Using monad transformers in OCaml

Question

I'm getting myself familiar with monad transformers in OCaml using monads library.

Here is an example I'm working with:

open Base
open Stdio
open Monads.Std

module St = struct
  include Monad.State.T1 (Monoid.Int) (Monad.Ident)
  include Monad.State.Make (Monoid.Int) (Monad.Ident)
end

module W = Monad.Writer.Make (Monoid.String) (St)

let w_example =
  let open W in
  let writer =
    let* () = write "A" in
    let* () = lift (St.put 42) in
    return (-1)
  in
  let w_result = run writer in
  let s_result, state = St.run w_result 0 in
  s_result, state

let () = printf "((%d, %s), %d)\n" (fst (fst w_example)) (snd (fst w_example)) (snd w_example)

I have two questions:

1. Is there an automatic way to retrieve the result -1, the log A, and the state 42 all at once without manually run-ing all the composed monads inwards?
2. To put a new state into W monad, I needed to separate St module in order to expose St.put. W does not have put exposed.

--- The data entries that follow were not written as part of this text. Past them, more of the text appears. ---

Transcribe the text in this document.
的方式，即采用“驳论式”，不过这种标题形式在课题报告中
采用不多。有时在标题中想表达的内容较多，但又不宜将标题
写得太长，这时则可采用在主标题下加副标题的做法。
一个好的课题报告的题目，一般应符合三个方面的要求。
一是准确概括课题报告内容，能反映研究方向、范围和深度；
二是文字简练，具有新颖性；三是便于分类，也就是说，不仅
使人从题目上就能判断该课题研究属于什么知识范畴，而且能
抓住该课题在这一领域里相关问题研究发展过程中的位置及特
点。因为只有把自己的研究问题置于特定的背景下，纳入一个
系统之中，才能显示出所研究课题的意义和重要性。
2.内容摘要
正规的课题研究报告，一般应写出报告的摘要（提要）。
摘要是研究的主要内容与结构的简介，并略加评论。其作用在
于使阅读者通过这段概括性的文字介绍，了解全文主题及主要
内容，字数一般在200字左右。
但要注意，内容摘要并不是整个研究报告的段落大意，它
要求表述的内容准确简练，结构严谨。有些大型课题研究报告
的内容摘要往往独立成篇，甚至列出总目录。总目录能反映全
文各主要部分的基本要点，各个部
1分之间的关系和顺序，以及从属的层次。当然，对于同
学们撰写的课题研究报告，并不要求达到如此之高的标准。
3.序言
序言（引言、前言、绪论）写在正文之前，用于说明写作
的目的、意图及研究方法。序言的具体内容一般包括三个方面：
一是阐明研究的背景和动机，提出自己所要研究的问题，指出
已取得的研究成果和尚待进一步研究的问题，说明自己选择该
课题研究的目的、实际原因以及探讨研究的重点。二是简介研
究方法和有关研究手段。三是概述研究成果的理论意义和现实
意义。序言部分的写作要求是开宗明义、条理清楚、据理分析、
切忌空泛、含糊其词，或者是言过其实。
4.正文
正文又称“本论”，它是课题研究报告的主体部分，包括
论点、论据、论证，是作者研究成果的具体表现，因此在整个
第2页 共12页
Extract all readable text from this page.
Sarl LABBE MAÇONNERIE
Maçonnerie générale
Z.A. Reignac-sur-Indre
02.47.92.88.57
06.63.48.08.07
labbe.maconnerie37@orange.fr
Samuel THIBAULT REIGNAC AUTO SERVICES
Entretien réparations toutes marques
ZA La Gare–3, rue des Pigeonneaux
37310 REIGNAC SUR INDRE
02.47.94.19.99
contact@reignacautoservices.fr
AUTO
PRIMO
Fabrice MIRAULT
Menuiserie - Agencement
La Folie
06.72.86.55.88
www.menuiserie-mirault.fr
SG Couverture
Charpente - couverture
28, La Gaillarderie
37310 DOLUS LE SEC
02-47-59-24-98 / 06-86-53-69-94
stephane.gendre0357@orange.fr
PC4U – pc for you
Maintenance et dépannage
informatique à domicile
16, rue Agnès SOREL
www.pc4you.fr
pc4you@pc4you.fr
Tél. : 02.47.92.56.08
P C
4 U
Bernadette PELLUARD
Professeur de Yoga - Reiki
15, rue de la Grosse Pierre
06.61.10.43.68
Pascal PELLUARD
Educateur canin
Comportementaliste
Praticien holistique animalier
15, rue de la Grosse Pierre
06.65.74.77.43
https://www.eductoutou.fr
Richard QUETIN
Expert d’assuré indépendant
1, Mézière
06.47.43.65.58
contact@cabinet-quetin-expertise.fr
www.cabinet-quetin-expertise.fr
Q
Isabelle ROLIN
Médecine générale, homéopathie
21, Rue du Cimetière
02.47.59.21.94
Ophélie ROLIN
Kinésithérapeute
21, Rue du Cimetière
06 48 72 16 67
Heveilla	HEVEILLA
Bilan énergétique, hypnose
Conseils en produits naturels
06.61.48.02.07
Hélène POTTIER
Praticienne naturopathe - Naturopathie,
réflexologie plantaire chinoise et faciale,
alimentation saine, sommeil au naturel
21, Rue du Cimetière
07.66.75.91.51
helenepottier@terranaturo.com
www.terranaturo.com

Is there a way if I just went with

module W =
  Monad.Writer.Make
    (Monoid.String)
    (struct
      include Monad.State.T1 (Monoid.Int) (Monad.Ident)
      include Monad.State.Make (Monoid.Int) (Monad.Ident)
    end)

without a separate St?

Answer 1

1. You can define a run function that goes through all the layer of the monad stack:

let run x st = St.run (W.run x) st

It is also a good place to define a more human-friendly return type like

type 'a t = { int_st : int;  string_st : string; return : 'a }
let run x st =
  let ((return, string_st), int_st) = St.run (W.run x) st in
  { int_st; string_st; return }

2. You need to construct Monad.State.Make (Monoid.Int) (Monad.Ident) before using its put function anyway. Trying to avoid naming the St monad would be mostly unpractical.